Yes techniques, processes, and methodologies are here to help us, but not everyone will agree with a decision. Organisations that rule with an iron fist, often find that people don’t try to adopt it fully, hold secret resentment, and often look to sabotage that which they do not like or want to do. Leading with respect is different. It lends to more open mentalities, of trying it in a way that is not your own or doing something you may not like for the collective good. Leading with respect opens doors and minds. Of course, respect also invites feedback and discussion which should be considered. Giving harsh repercussions often puts people outside and alienates them, people will often hide errors and lack of adoption as a result.

Success is shared.

We often crave positive feedback and reinforcement. A little competition is good, but it’s also important to empower the team, not the individual. Projects are made up of small tasks, but a positive outcome or win can be as much for the collective as it is for the individual. A new person is a resource shared. The last task helped you reach the next stage. It’s often important to frame progress as a collective success, if you congratulate a single person on a task that was supported by many, you often overlook the other work done and it makes people feel like their contribution is not recognised. Framing successes as collective successes empowers everyone to support the goal because they share the success. You may not be the one to cross the finish line, but the team wins.
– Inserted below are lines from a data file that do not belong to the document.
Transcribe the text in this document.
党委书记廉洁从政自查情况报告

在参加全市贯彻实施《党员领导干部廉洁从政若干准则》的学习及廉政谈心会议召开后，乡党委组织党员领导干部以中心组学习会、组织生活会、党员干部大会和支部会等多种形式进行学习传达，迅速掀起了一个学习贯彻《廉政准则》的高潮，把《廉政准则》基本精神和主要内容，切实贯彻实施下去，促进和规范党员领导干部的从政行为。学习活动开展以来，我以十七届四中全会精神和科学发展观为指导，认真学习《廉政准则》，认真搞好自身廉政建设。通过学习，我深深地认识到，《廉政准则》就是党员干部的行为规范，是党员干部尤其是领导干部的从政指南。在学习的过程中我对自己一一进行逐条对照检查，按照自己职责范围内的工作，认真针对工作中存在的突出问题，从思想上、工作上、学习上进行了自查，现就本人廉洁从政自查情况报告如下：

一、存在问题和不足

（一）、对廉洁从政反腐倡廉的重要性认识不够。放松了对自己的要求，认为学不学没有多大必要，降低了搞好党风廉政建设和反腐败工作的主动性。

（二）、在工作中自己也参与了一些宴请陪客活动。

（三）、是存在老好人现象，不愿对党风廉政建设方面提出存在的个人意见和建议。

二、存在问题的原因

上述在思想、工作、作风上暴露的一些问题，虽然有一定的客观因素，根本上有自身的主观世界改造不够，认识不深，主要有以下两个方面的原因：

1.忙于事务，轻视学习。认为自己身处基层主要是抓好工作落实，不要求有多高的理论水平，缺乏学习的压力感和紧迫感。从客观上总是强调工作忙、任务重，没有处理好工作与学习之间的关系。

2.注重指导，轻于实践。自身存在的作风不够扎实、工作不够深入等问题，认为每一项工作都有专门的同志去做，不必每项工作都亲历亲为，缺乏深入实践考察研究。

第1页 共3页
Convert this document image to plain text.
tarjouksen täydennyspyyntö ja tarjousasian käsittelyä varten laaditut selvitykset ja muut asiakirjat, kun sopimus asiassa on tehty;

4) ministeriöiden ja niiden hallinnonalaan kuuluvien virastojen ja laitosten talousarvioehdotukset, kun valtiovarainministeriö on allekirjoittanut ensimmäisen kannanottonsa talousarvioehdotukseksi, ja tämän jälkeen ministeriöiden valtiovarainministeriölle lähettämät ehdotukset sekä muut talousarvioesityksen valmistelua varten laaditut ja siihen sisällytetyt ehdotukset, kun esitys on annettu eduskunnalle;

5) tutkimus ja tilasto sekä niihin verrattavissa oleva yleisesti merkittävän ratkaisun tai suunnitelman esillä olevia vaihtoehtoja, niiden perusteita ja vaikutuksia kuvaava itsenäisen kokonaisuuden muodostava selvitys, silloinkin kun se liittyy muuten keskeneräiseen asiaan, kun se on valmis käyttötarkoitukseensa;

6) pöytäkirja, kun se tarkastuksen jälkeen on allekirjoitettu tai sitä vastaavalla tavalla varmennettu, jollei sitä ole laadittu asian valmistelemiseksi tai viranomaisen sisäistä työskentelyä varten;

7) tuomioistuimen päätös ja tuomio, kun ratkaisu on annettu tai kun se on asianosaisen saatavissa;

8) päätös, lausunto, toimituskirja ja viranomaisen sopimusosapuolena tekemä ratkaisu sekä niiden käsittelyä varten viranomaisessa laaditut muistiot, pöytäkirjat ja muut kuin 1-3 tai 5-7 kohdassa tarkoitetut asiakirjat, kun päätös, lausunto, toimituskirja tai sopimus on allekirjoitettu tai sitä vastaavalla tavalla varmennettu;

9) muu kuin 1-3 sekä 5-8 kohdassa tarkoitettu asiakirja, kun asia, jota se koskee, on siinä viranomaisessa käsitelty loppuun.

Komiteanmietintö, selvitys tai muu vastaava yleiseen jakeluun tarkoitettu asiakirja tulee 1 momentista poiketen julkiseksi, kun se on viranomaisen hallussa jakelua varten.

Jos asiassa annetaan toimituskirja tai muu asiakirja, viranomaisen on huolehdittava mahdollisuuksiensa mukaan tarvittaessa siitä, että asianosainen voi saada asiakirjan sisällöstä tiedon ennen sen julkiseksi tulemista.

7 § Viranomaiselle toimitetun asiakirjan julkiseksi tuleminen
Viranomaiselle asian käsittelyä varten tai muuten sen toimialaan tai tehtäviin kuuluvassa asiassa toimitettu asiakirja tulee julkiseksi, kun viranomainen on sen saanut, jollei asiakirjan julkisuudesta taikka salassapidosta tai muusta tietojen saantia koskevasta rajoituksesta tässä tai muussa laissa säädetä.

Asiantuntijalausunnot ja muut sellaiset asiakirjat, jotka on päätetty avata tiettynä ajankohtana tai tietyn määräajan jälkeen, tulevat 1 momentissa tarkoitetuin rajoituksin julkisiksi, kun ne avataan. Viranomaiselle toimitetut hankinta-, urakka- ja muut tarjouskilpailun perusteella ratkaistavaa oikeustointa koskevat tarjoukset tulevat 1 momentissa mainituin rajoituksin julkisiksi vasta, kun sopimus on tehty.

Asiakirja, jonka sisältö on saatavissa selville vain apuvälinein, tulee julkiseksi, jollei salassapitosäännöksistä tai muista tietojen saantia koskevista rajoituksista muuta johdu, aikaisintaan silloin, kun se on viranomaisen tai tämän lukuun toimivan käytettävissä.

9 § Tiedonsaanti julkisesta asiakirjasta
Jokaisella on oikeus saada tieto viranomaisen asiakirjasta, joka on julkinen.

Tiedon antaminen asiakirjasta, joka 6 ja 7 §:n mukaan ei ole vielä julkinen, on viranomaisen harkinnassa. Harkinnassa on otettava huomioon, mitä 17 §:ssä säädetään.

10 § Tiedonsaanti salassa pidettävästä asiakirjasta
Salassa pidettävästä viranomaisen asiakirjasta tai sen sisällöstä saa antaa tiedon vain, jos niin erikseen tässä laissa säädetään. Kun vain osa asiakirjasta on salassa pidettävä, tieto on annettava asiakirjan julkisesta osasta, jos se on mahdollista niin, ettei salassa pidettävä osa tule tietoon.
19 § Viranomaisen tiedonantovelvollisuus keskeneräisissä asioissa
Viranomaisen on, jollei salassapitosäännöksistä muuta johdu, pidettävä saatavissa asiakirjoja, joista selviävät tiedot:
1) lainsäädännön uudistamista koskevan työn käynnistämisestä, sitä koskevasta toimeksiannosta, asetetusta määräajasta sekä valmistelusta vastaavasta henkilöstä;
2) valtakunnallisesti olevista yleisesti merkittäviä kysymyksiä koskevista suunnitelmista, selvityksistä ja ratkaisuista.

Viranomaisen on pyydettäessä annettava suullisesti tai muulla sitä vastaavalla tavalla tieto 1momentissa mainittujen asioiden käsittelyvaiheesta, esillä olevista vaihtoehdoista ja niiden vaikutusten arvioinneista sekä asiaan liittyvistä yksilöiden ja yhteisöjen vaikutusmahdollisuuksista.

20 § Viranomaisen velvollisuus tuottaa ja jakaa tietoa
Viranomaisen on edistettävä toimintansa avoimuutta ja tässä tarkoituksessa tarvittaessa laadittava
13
Growth, but not at any cost.

This is a particularly strong one for Huddo, in that it’s not a case of profit over people. Chasing profit often results in poor customer service. Pushing a project through at the cost of staff can often lead to people feeling disenfranchised, perhaps even feeling expendable and leaving the company. Growth is important but if you put it above people, you often find the cost of growth is too high. Often you find happier people work better and achieve better results. If you are happy your focus is on your work and how that work makes you happy. If you are unhappy a lot of time and energy is spent going over what makes you unhappy, and trying to recover from that unhappiness. So, aim high, but prioritise people over profits and you will have more sustainable growth and happy staff and customers.

Think fast. Fail fast.

Often we do not know if what we are doing is right. Is this the right direction or course of action to take? We may make the best decision we can, but professional life is all about decisions and weighing risks. An expert is essentially someone who has made all the mistakes but learned from them. This is why people look for experience because they can avoid some of the errors made in the past and not repeat them in new situations. Mistakes are not a  sign of failure, the true sign of failure is not learning how to get better and making the same mistakes over and over again. We do not need to celebrate and idolise mistakes, but we should not demonise them either. What we should celebrate is learning. A mantra of trying, learning, and correcting, quickly. Often the fastest way to success is iteration at speed.